Here’s how to prepare for unexpected bills and survive financial disasters.
Understand your current finances: You can’t prepare your finances unless you have a clear picture of your income and spending. First, determine your average monthly income, including salary and any other money you bring in. Then list your average monthly spending, including everything from your student loan debt or car payment to what you spend on hobbies or entertainment. Add up all your spending and that is your total expenses for the month. If your income is higher than your expenses, then the difference is what you can apply to saving for the unexpected. If your expenses are higher than your income, then you need to evaluate your finances and find ways to reduce your spending.
Make an emergency budget: Once you have a clear picture of your finances, you need to calculate the minimum you need every month to cover your expenses. Start by prioritizing your bills. Look at your expenses and list just your monthly necessities. These are expenses you couldn’t live without or need to pay every month, such as rent, mortgage, car payment, groceries and utilities. Now list your optional spending, such as a gym membership, cable TV, eating out and Netflix. The total of your necessities is what you need on hand every month.

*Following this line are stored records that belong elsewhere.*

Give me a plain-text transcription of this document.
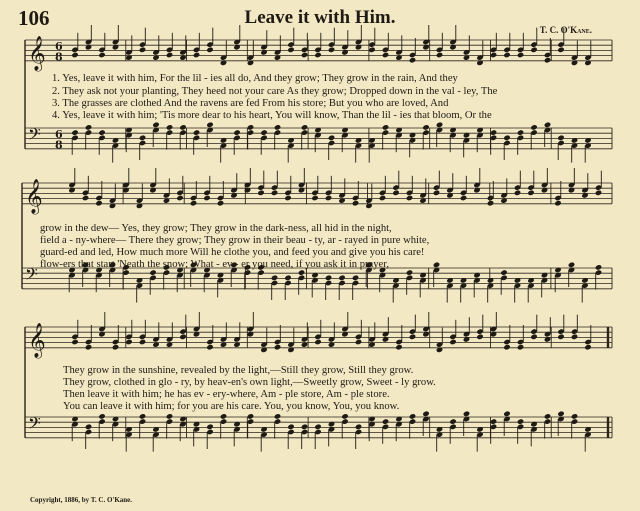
106	Leave it with Him.
T. C. O'Kane.
𝄞
𝄢
6
8
6
8
𝄞
𝄢
𝄞
𝄢
1. Yes, leave it with him, For the lil - ies all do, And they grow; They grow in the rain, And they
2. They ask not your planting, They heed not your care As they grow; Dropped down in the val - ley, The
3. The grasses are clothed And the ravens are fed From his store; But you who are loved, And
4. Yes, leave it with him; 'Tis more dear to his heart, You will know, Than the lil - ies that bloom, Or the
grow in the dew— Yes, they grow; They grow in the dark-ness, all hid in the night,
field a - ny-where— There they grow; They grow in their beau - ty, ar - rayed in pure white,
guard-ed and led, How much more Will he clothe you, and feed you and give you his care!
flow-ers that start 'Neath the snow; What - ev - er you need, if you ask it in prayer,
They grow in the sunshine, revealed by the light,—Still they grow, Still they grow.
They grow, clothed in glo - ry, by heav-en's own light,—Sweetly grow, Sweet - ly grow.
Then leave it with him; he has ev - ery-where, Am - ple store, Am - ple store.
You can leave it with him; for you are his care. You, you know, You, you know.
Copyright, 1886, by T. C. O'Kane.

Examine your optional spending and see if there is anything you can drop or reduce. Instead of going out to lunch every day, go out every other day. Instead of the full cable package, go for the basic channels. Whatever is left on the list is now your emergency budget. If something unexpected does happen, the emergency budget is the first place you can go to drop the spending you can live without and lower your expenses.
Get your finances in order: With all your information in front of you, now is the time to evaluate your finances. If you have credit card debt, look to pay off or pay down your credit card balances. Keeping your credit card balances down gives you more available credit for emergencies. Is the interest rate on your mortgage high? You might be able to refinance at a lower rate. Make sure you’re contributing the full amount to your retirement fund or 401(k).
You should also check whether you are adequately covered with insurance. Check your health insurance to see whether you and your family have the right coverage in case of a medical emergency. Check your homeowners or rental insurance to make sure you are covered in the event of a natural disaster. Consider getting optional coverage such as life insurance or disability insurance to make sure you and your family are taken care of if the worst happens.
Build an emergency fund: One of the most important tools you can have to prepare for financial disasters is an emergency fund. Usually kept in a savings account, so you can easily access it when you need to, an emergency fund is money you set aside to cover your essential bills. The goal is to have at least enough money to cover you for three months. This money would go to living expenses such as food and rent. Most households don’t have that much, so don’t panic.